A. John 2:1-11 Miracle at Cana – Water into wine.
B. 2:12-22 Temple cleansed – new Temple of his body.
C. 2:23-3:13 We must be born from above.
X. 3:14-21 God so loved the world that He gave His Son.
C’. 3:22-4:3 Christ comes from above.
B’. 4:4-46 Temple to be replaced by a new place of worship.
A’. 4:46-54 Miracle at Cana – healing of a nobleman’s son.
What does living water really mean?
There were three ways to get to Galilee from Judea
1. The coast road.
2. Through Samaria (Pious Jews would avoid this route).

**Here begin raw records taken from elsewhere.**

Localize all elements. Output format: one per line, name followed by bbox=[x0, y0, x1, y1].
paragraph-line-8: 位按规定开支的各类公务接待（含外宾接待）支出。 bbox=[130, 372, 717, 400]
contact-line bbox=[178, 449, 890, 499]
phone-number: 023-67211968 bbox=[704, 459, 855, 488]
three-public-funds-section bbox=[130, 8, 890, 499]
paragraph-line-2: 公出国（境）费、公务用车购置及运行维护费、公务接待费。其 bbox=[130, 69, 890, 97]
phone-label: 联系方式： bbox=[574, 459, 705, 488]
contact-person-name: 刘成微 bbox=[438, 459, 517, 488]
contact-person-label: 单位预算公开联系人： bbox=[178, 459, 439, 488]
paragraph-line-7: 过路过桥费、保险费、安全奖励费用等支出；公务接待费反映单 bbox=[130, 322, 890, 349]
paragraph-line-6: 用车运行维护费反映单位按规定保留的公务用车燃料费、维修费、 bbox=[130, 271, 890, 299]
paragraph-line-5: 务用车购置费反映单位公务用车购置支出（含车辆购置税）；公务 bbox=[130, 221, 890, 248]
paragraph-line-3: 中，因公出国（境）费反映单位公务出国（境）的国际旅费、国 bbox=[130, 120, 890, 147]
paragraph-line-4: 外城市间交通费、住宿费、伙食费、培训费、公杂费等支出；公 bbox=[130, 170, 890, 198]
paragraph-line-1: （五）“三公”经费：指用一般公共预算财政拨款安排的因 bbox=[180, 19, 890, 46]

3. Across the Jordan and through Perea.
Someone is stirring up rivalry between Jesus’ disciples and those of John the Baptist. For Jews to take the route through Samaria would not have been rare; it was the direct route, but rivalry between the Jews and Samarians, as well as a lack of water sources, would have made this route less common.
Jesus is tired; his words are being misunderstood. He’s under stress and has a long journey back to Galilee. About halfway there, he sits down by a well and sends the disciples to get food and hopefully a bucket. John’s Gospel asks, “Who is Jesus?” Here, the answer is that Jesus experienced thirst, fatigue, and stress. It’s comforting to know that when I’m weary, tired, and stressed, Jesus understands what I’m going through.
Jesus told Nicodemus that the Gospel is for everyone, stating that “Whoever believes in [God’s Son] should not perish but have eternal life.” He will now show this by speaking to someone considered unqualified for three reasons: she is a woman, she has questionable morals, and she is a Samaritan.
The Samaritans were excluded from the Jerusalem temple by Ezra due to racial reasons. The Jews who returned from Babylon maintained their racial purity, while some who stayed may have intermarried. Ezra prohibited anyone unable to prove they hadn’t intermarried from being part of the kingdom. This issue was about racial purity, not belief in God, and even 400 years later, the two groups still did not accept each other.
The woman coming to the well would have been surprised to see Jesus there. Jesus would have been surprised, too. He wasn’t expecting anyone. Why would he have sent out the disciples for provision if he knew someone was coming to the well at the hottest part of the day?
I have deliberately put Nicodemus and the Samaritan woman in the same paragraph because it brings together a pious moral man and an immoral woman. Jesus spoke to them both.
Jesus intentionally goes through Samaria, breaking down the racial and religious divide between Jews and Samaritans to interact with and minister to the marginalised.
So what is living water? It is simply water that is in motion, such as from a stream, river, or spring. Beautiful, tasty aerated water as opposed to dirty, stagnant well water. Jesus starts with something that was understood at the time, and sees where the conversation goes from there. There was no reason for this woman to think Jesus was talking about a source of running water. She didn’t, and her answers are consistent with that, but she knows that Jesus is offering her something better than muddy well water.
Jeremiah 2:13:
13for my people have committed two evils:
they have forsaken me,
the fountain of living waters,
and hewed out cisterns for themselves,
broken cisterns that can hold no water.There is a history of God being the spring or fountain of living water. When he speaks of a spring of living water which he can give, he’s talking about the Holy Spirit, a spring that wells up to eternal life.